Mercer is right (see that, Bob? I said right, not Republican) about the Board of Elections. It is as subject to partisan error and bias as any other creature of the Legislature.
But (no, Bob, that’s with one t) Mercer doesn’t explain why this inherent flaw in the proposal makes it worse than the status quo or, for that matter, any other proposal to make fairer the drawing of legislative district boundaries. If we accept the idea that redistricting by an independent commission is better than redistricting by self-interested legislators (and Mercer hasn’t said that’s bad yet), then we have to decide who picks those commissioners. It’s hard to identify any existing, informed entity that could pick commissioners for the IRC that doesn’t have some connection to the partisan political process. The Board of Elections still consists of appointees of a partisan legislator and a Secretary of State who runs on a partisan ballot, but that’s still a degree removed from letting the partisan majority in the Legislature draw districts themselves with an eye toward their own electoral viability.
I suppose we could appoint an independent committee to appoint the independent committee, but then we’d need an independent committee to appoint the appointers, and then it’s turtles all the way down. We could make the IRC like a jury and pick nine random citizens, but would that produce better results than picking from a pool of interested and capable participants?

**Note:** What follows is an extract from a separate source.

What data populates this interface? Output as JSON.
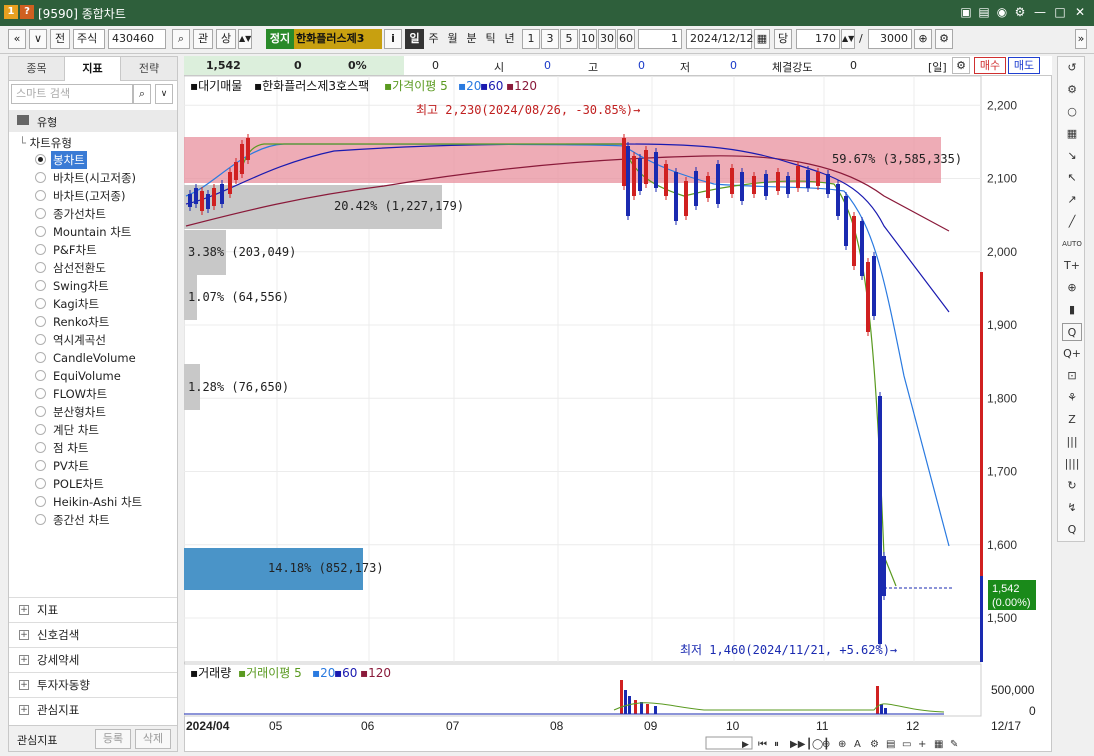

No matter how politicized the pickers, the IRC proposal binds them to pick no more than three members of any party and least three members independent of the two major parties. The proposed system isn’t perfect, but its clear rules offer a better chance for fairness and competitive legislative races than the current system.
Iowa manages to make independent redistricting work with a five-person commission selected by majority and minority legislative leaders. Arizona makes it work with an IRC chosen by the nonpartisan commission on appellate court appointments, which is appointed by the governor. If we hold the Board of Elections to the rules of this proposed initiative, South Dakota can make independent redistricting work, too.
And more competitive legislative races mean more exciting news to write about in Pierre, right, Bob?